In the 1960s control passed to Hermann's son Peter, who developed the company into a supplier of electronic control and monitoring devices and programmable logic controllers.
In 1987 the company launched safety relay PNOZ, an emergency stop system. PSS control systems were developed in the 1990s.
Other Pilz products and services include sensor technology, bus and industrial wireless systems, risk assessments and training courses on machinery safety.
Renate Pilz has been Managing Partner of the company since 1994.
In addition to the head office in Germany (now in Ostfildern), Pilz is represented by 26 subsidiaries and branch offices on all continents.
From its humble beginnings, the company now employs some 1800 staff worldwide.
Pilz is a stereotypical Mittelstadt company.
Mittelstadt manufacturing practices are renowned for quality, efficiency, sustainability and productivity.

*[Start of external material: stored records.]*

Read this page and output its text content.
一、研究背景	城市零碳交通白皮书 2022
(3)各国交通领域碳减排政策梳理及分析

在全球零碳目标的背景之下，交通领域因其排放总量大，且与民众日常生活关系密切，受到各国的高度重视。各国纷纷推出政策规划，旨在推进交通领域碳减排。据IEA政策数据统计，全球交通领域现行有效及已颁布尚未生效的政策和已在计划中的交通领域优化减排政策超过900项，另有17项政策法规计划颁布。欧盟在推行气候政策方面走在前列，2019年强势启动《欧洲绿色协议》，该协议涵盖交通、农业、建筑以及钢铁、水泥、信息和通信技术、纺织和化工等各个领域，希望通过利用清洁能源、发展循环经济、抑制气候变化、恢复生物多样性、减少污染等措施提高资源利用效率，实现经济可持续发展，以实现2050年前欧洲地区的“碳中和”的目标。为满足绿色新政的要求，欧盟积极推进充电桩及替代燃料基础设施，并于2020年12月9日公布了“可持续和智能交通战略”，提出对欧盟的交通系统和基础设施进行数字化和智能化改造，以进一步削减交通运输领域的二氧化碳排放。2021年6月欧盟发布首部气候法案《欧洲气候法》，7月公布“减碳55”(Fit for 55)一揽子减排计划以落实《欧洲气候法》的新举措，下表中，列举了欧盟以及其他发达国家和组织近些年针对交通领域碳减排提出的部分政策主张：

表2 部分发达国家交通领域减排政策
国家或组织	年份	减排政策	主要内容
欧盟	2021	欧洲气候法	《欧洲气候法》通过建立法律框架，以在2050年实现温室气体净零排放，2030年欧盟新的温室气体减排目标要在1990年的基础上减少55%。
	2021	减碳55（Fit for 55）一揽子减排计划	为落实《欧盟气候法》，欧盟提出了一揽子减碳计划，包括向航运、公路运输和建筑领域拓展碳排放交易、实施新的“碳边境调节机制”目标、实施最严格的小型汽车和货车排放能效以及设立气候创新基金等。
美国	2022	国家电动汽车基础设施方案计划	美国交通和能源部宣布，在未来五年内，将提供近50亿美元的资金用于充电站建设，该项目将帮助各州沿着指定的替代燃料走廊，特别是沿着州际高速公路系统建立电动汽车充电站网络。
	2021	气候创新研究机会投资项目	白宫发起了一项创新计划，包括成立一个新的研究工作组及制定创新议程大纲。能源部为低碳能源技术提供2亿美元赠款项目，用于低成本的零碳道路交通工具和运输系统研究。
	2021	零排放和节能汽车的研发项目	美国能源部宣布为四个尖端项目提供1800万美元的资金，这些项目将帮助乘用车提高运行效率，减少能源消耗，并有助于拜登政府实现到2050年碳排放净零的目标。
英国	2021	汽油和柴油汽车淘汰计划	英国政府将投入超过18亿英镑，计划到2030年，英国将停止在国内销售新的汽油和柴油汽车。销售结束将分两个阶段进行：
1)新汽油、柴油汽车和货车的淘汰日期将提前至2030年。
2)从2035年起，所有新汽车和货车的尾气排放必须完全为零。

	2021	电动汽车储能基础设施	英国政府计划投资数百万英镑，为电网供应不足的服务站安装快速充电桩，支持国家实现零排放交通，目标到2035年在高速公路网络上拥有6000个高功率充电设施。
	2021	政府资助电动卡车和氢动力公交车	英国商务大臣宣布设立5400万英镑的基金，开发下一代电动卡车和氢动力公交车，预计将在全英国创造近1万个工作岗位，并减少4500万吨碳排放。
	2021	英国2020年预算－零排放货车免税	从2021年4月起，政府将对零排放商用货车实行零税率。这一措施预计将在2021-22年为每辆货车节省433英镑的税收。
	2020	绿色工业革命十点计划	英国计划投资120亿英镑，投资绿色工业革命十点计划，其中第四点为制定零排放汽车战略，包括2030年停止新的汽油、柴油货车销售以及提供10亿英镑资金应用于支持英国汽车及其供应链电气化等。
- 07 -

“German engineering has a proud history of safety and quality, says Stark.
“We have defined global standards, he says.
“Mittelstadt is typical of Germany and typical of Pilz.”
Stark says Australian manufacturers can benefit by adopting similar methods.
For many years all Pilz products were designed and manufactured in Europe – mostly in Germany.
Now the company is spreading its wings into other areas.
All design is carried out in Germany, Switzerland and Ireland.
And products are largely manufactured in Germany, Switzerland and Prague.
About 12 months ago the company broke new ground with the opening of a new manufacturing facility in China.
“This will be to service the rapidly expanding Asian market,” explains Stark.
It is unlikely any of the products produced in China will be sold into other global markets.
“Asian products will be produced for the Asian market and European products will be produced for the European market.”
Stark says Pilz has always placed great emphasis on research and development (R&D) and that trend will continue.
“All R&D is done at our headquarters in Germany as well as Switzerland and Ireland, he says.
In Australia, Pilz runs a highly successful operation at its headquarters at Clayton, Victoria.
“One of the keys to success in Australia has been in using local people who have a deep understanding of the local market and who have been able to communicate our safety message.”
Stark says the cost of manufacturing goods in Australia is comparable to Germany.
But a much smaller local market, remote location and long distances to transport goods means it can be less cost effective to produce goods.
Unlike in Europe, Pilz in Australia has a much stronger focus on the mining sector.
“In Australia you cannot just be focused on tooling machines,” he says.
How do you see the future of manufacturing globally?
“It’s becoming harder and harder for all companies to compete. The only difference now is that transportation is much cheaper.
“I am worried that manufacturing in some western countries may struggle to survive in the future.”
Australia, says Stark, is well-placed to take advantage of the Asian boom in coming years.
“And you have many good engineers – so your future looks bright.”
Stark is impressed with Australia’s current safety standards, buts says a national approach to safety would be more effective.
“Australia closely follows global safety standards, which is the right approach.”